A Future Fertility, empresa canadense de biotecnologia médica e inteligência artificial aplicada à análise da qualidade dos óvulos, desenvolveu ferramentas que oferecem uma avaliação mais personalizada para diferentes técnicas de reprodução assistida. O Violet™, projetado para o congelamento de óvulos, avalia objetivamente a qualidade de cada óvulo e oferece às pacientes uma visão personalizada sobre suas chances de engravidar a partir dos óvulos congelados. A Magenta™ é a ferramenta desenvolvida para os ciclos de FIV (fertilização in vitro) que analisa e classifica o potencial de cada óvulo. Essas pontuações apresentam forte correlação com a probabilidade de o óvulo se transformar em um embrião de alta qualidade.

"Estamos vivendo uma mudança importante na medicina reprodutiva. Antes, trabalhávamos principalmente com estimativas baseadas na idade e em médias populacionais. Hoje conseguimos incorporar informações muito mais individualizadas. Isso não elimina os efeitos do envelhecimento reprodutivo, mas ajuda médicos e pacientes a tomar decisões mais conscientes e com expectativas mais realistas", explica Dra. Thaís Sanches Domingues Cury, Médica Especialista em Reprodução Assistida, Coordenadora da unidade ProFiV e sócia do Grupo Huntington.

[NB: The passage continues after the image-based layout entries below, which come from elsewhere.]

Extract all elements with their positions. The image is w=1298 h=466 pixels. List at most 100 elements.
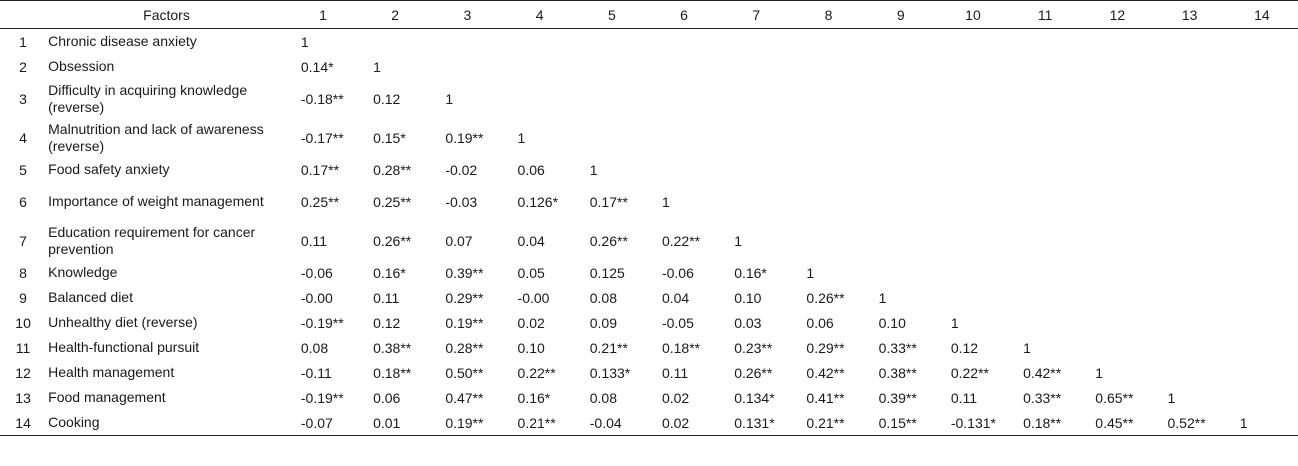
- factor-name: Malnutrition and lack of awareness (reve…: [48, 120, 264, 154]
- correlation-cell: -0.18**: [300, 90, 344, 107]
- correlation-cell: 0.04: [517, 232, 545, 249]
- header-col-4: 4: [503, 0, 576, 29]
- correlation-cell: 0.25**: [373, 193, 412, 210]
- correlation-cell: [504, 29, 576, 55]
- correlation-cell: 0.17**: [300, 161, 340, 178]
- factor-name: Health management: [48, 364, 175, 380]
- correlation-cell: [648, 29, 720, 55]
- correlation-cell: [576, 54, 648, 79]
- correlation-cell: 0.45**: [1081, 410, 1154, 436]
- correlation-cell: [937, 260, 1009, 285]
- correlation-cell: 0.08: [300, 339, 329, 356]
- correlation-cell: 0.23**: [734, 339, 773, 356]
- correlation-cell: -0.04: [575, 410, 648, 436]
- factor-name: Education requirement for cancer prevent…: [48, 223, 256, 257]
- correlation-cell: [1226, 310, 1298, 335]
- correlation-cell: -0.19**: [300, 389, 344, 406]
- correlation-cell: -0.07: [286, 410, 360, 436]
- correlation-cell: 0.42**: [1023, 364, 1062, 381]
- correlation-cell: 0.50**: [445, 364, 484, 381]
- correlation-cell: [1081, 118, 1153, 157]
- correlation-cell: [792, 221, 864, 260]
- correlation-cell: 0.65**: [1095, 389, 1134, 406]
- header-col-13: 13: [1153, 0, 1226, 29]
- header-col-2: 2: [359, 0, 432, 29]
- correlation-cell: 0.06: [517, 161, 545, 178]
- table-row: 3 Difficulty in acquiring knowledge (reve…: [0, 79, 1298, 118]
- header-factors: Factors: [46, 0, 287, 29]
- correlation-cell: 0.16*: [517, 389, 551, 406]
- correlation-cell: [1081, 182, 1153, 221]
- correlation-cell: [937, 79, 1009, 118]
- correlation-cell: 0.11: [300, 232, 328, 249]
- correlation-cell: 0.21**: [792, 410, 865, 436]
- correlation-cell: 1: [445, 90, 454, 107]
- correlation-cell: 0.08: [589, 389, 617, 406]
- correlation-cell: 1: [1095, 364, 1104, 381]
- correlation-cell: 1: [806, 264, 815, 281]
- correlation-cell: -0.00: [300, 289, 333, 306]
- correlation-cell: 1: [1167, 389, 1176, 406]
- correlation-cell: 0.22**: [517, 364, 556, 381]
- correlation-cell: 0.09: [589, 314, 617, 331]
- table-row: 12 Health management -0.11 0.18** 0.50** 0.22…: [0, 360, 1298, 385]
- correlation-cell: 0.26**: [589, 232, 628, 249]
- correlation-cell: 0.19**: [445, 129, 484, 146]
- correlation-cell: 1: [1225, 410, 1298, 436]
- correlation-cell: [937, 221, 1009, 260]
- row-number: 12: [15, 364, 31, 381]
- correlation-cell: [1081, 310, 1153, 335]
- correlation-cell: [1009, 260, 1081, 285]
- correlation-cell: 1: [878, 289, 887, 306]
- header-col-7: 7: [720, 0, 793, 29]
- correlation-cell: 0.22**: [950, 364, 989, 381]
- correlation-cell: 0.26**: [373, 232, 412, 249]
- factor-name: Importance of weight management: [48, 193, 264, 209]
- correlation-cell: 1: [589, 161, 598, 178]
- correlation-cell: 0.38**: [878, 364, 917, 381]
- header-col-5: 5: [575, 0, 648, 29]
- correlation-cell: -0.06: [661, 264, 694, 281]
- header-col-8: 8: [792, 0, 865, 29]
- correlation-cell: [865, 29, 937, 55]
- correlation-cell: [648, 157, 720, 182]
- correlation-cell: [359, 29, 431, 55]
- correlation-cell: [648, 118, 720, 157]
- row-number: 4: [19, 129, 27, 146]
- correlation-cell: 1: [734, 232, 742, 249]
- correlation-cell: [720, 182, 792, 221]
- row-number: 13: [15, 389, 31, 406]
- correlation-cell: [792, 118, 864, 157]
- correlation-cell: 0.03: [734, 314, 762, 331]
- correlation-cell: [1081, 221, 1153, 260]
- correlation-cell: [1226, 54, 1298, 79]
- correlation-cell: [1226, 221, 1298, 260]
- correlation-cell: -0.11: [300, 364, 332, 381]
- factor-name: Health-functional pursuit: [48, 339, 200, 355]
- correlation-cell: [1154, 118, 1226, 157]
- correlation-cell: 0.06: [373, 389, 401, 406]
- factor-name: Chronic disease anxiety: [48, 33, 197, 49]
- correlation-cell: 0.06: [806, 314, 834, 331]
- row-number: 8: [19, 264, 27, 281]
- correlation-cell: 0.39**: [445, 264, 484, 281]
- correlation-cell: 0.15**: [864, 410, 937, 436]
- table-row: 7 Education requirement for cancer preven…: [0, 221, 1298, 260]
- correlation-cell: [1154, 29, 1226, 55]
- correlation-cell: 0.10: [517, 339, 545, 356]
- correlation-cell: [865, 118, 937, 157]
- correlation-cell: 0.11: [661, 364, 689, 381]
- correlation-cell: [1154, 260, 1226, 285]
- correlation-cell: [720, 79, 792, 118]
- correlation-cell: 0.10: [734, 289, 762, 306]
- correlation-cell: [576, 118, 648, 157]
- correlation-cell: -0.131*: [936, 410, 1010, 436]
- correlation-cell: [1009, 118, 1081, 157]
- table-row: 11 Health-functional pursuit 0.08 0.38** 0.2…: [0, 335, 1298, 360]
- correlation-cell: 0.16*: [734, 264, 767, 281]
- correlation-cell: [1226, 385, 1298, 410]
- correlation-cell: 0.126*: [517, 193, 559, 210]
- correlation-cell: 0.17**: [589, 193, 628, 210]
- correlation-cell: [792, 157, 864, 182]
- correlation-cell: [865, 79, 937, 118]
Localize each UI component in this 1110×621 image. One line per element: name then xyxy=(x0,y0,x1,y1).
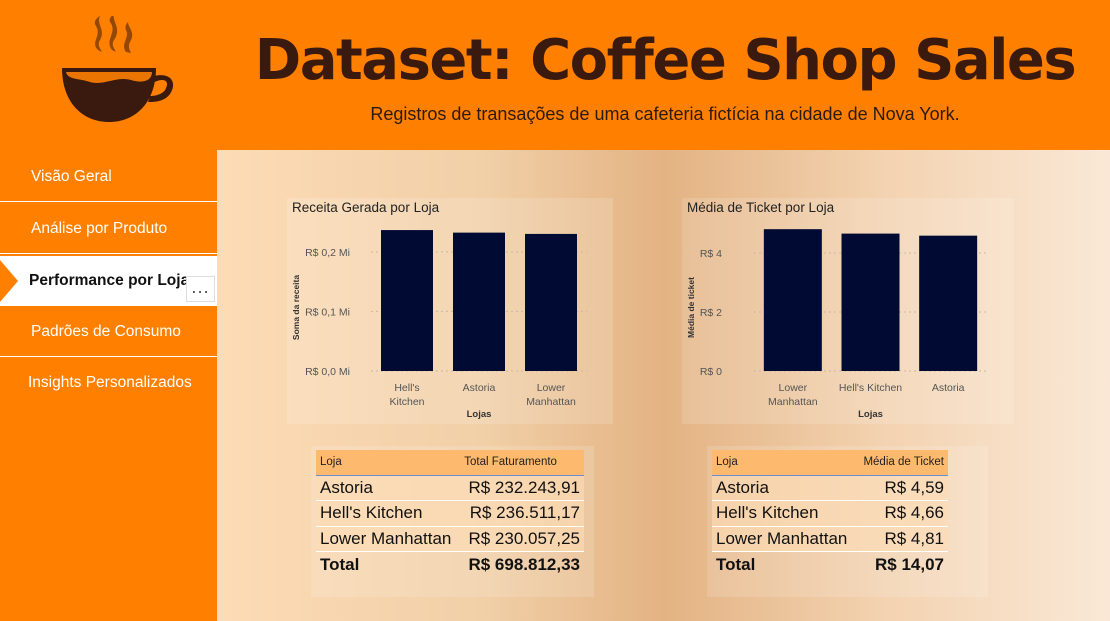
nav-item-performance-loja[interactable]: Performance por Loja xyxy=(0,256,217,306)
nav-item-label: Padrões de Consumo xyxy=(31,323,181,340)
column-header[interactable]: Loja xyxy=(316,450,461,476)
x-tick-label: Lower xyxy=(537,382,566,394)
cell-loja: Astoria xyxy=(712,475,857,501)
table-total-row: Total R$ 14,07 xyxy=(712,551,948,577)
table-ticket[interactable]: Loja Média de Ticket Astoria R$ 4,59 Hel… xyxy=(712,450,948,577)
cell-loja: Astoria xyxy=(316,475,461,501)
table-row[interactable]: Hell's Kitchen R$ 236.511,17 xyxy=(316,500,584,527)
header: Dataset: Coffee Shop Sales Registros de … xyxy=(0,0,1110,150)
chart-title: Média de Ticket por Loja xyxy=(687,200,835,215)
cell-loja: Lower Manhattan xyxy=(712,526,857,552)
bar xyxy=(763,229,822,371)
table-row[interactable]: Hell's Kitchen R$ 4,66 xyxy=(712,500,948,527)
column-header[interactable]: Média de Ticket xyxy=(856,450,948,476)
nav-item-label: Insights Personalizados xyxy=(28,374,192,391)
table-row[interactable]: Astoria R$ 232.243,91 xyxy=(316,475,584,501)
table-total-row: Total R$ 698.812,33 xyxy=(316,551,584,577)
nav-item-insights[interactable]: Insights Personalizados xyxy=(0,358,217,408)
chart-title: Receita Gerada por Loja xyxy=(292,200,440,215)
sidebar-nav: Visão Geral Análise por Produto Performa… xyxy=(0,150,217,621)
column-header[interactable]: Loja xyxy=(712,450,857,476)
x-tick-label: Manhattan xyxy=(768,396,818,408)
cell-value: R$ 236.511,17 xyxy=(460,500,584,527)
active-indicator-arrow xyxy=(0,260,18,302)
x-tick-label: Hell's xyxy=(394,382,419,394)
table-ticket-card: Loja Média de Ticket Astoria R$ 4,59 Hel… xyxy=(707,446,988,597)
nav-item-label: Visão Geral xyxy=(31,168,112,185)
table-header-row: Loja Média de Ticket xyxy=(712,450,948,476)
nav-item-label: Performance por Loja xyxy=(29,272,189,289)
x-tick-label: Lower xyxy=(779,382,808,394)
total-value: R$ 698.812,33 xyxy=(460,551,584,577)
table-row[interactable]: Astoria R$ 4,59 xyxy=(712,475,948,501)
y-tick-label: R$ 0,2 Mi xyxy=(305,247,350,259)
x-tick-label: Astoria xyxy=(463,382,496,394)
total-value: R$ 14,07 xyxy=(856,551,948,577)
nav-item-padroes-consumo[interactable]: Padrões de Consumo xyxy=(0,307,217,357)
table-row[interactable]: Lower Manhattan R$ 4,81 xyxy=(712,526,948,552)
total-label: Total xyxy=(712,551,857,577)
bar xyxy=(919,235,978,371)
table-row[interactable]: Lower Manhattan R$ 230.057,25 xyxy=(316,526,584,552)
cell-loja: Hell's Kitchen xyxy=(712,500,857,527)
table-header-row: Loja Total Faturamento xyxy=(316,450,584,476)
chart-plot: R$ 0,0 Mi R$ 0,1 Mi R$ 0,2 Mi Hell's Kitchen… xyxy=(291,230,587,420)
table-faturamento-card: Loja Total Faturamento Astoria R$ 232.24… xyxy=(311,446,594,597)
cell-value: R$ 4,59 xyxy=(856,475,948,501)
y-tick-label: R$ 0,0 Mi xyxy=(305,366,350,378)
x-tick-label: Manhattan xyxy=(526,396,576,408)
chart-plot: R$ 0 R$ 2 R$ 4 Lower Manhattan Hell's Kitchen… xyxy=(686,229,987,420)
coffee-cup-icon xyxy=(62,16,174,122)
x-tick-label: Kitchen xyxy=(389,396,424,408)
cell-value: R$ 230.057,25 xyxy=(460,526,584,552)
chart-media-ticket-por-loja[interactable]: Média de Ticket por Loja R$ 0 R$ 2 R$ 4 Low… xyxy=(682,198,1014,424)
y-tick-label: R$ 0 xyxy=(700,366,722,378)
nav-item-visao-geral[interactable]: Visão Geral xyxy=(0,152,217,202)
cell-value: R$ 4,66 xyxy=(856,500,948,527)
cell-loja: Hell's Kitchen xyxy=(316,500,461,527)
table-faturamento[interactable]: Loja Total Faturamento Astoria R$ 232.24… xyxy=(316,450,584,577)
y-axis-label: Soma da receita xyxy=(291,275,301,340)
cell-value: R$ 4,81 xyxy=(856,526,948,552)
bar xyxy=(453,232,505,371)
y-axis-label: Média de ticket xyxy=(686,277,696,338)
bar xyxy=(381,230,433,371)
x-tick-label: Hell's Kitchen xyxy=(839,382,902,394)
y-tick-label: R$ 4 xyxy=(700,248,722,260)
page-subtitle: Registros de transações de uma cafeteria… xyxy=(370,104,960,124)
chart-receita-por-loja[interactable]: Receita Gerada por Loja R$ 0,0 Mi R$ 0,1 … xyxy=(287,198,613,424)
nav-item-analise-produto[interactable]: Análise por Produto xyxy=(0,204,217,254)
cell-loja: Lower Manhattan xyxy=(316,526,461,552)
page-title: Dataset: Coffee Shop Sales xyxy=(254,28,1077,93)
nav-item-label: Análise por Produto xyxy=(31,220,168,237)
x-axis-label: Lojas xyxy=(858,409,883,420)
bar xyxy=(525,233,577,371)
total-label: Total xyxy=(316,551,461,577)
x-axis-label: Lojas xyxy=(467,409,492,420)
y-tick-label: R$ 0,1 Mi xyxy=(305,306,350,318)
y-tick-label: R$ 2 xyxy=(700,307,722,319)
x-tick-label: Astoria xyxy=(932,382,965,394)
bar xyxy=(841,233,900,371)
column-header[interactable]: Total Faturamento xyxy=(460,450,584,476)
cell-value: R$ 232.243,91 xyxy=(460,475,584,501)
more-options-button[interactable]: ... xyxy=(186,276,215,302)
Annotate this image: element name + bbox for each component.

Planejamento reprodutivo ganha protagonismo

Para a especialista, o crescimento das gestações após os 40 anos mostra que a maternidade deixou de seguir um único roteiro. Mais do que ampliar o acesso aos tratamentos, o grande avanço está na possibilidade de planejar essa decisão com mais informação.

Atualmente, cada vez mais mulheres querem decidir quando serão mães, e não apenas descobrir se ainda podem ser. Esse é um movimento que coloca o planejamento reprodutivo no centro da conversa. Quanto mais informações individualizadas a paciente consegue obter ao longo da jornada, maior é a sua capacidade de tomar decisões alinhadas à própria realidade. O desafio agora é garantir que esse planejamento aconteça com informação de qualidade, acompanhamento especializado e tecnologias capazes de oferecer uma visão mais individualizada da fertilidade.

Sobre a Future Fertility

A Future Fertility é uma empresa canadense de biotecnologia médica e inteligência artificial (IA), fundada em 2018 e sediada em Toronto. Foi a primeira empresa no mundo a desenvolver um software de IA clinicamente validado capaz de avaliar o potencial reprodutivo dos oócitos humanos por meio da análise de imagens e dados.

Sua plataforma fornece informações não invasivas, objetivas e personalizadas sobre a qualidade ovocitária, apoiando a tomada de decisões em tratamentos de fertilidade por meio dos relatórios VIOLET™ (congelamento de óvulos), MAGENTA™ (FIV) e ROSE™ (programas de doação de óvulos).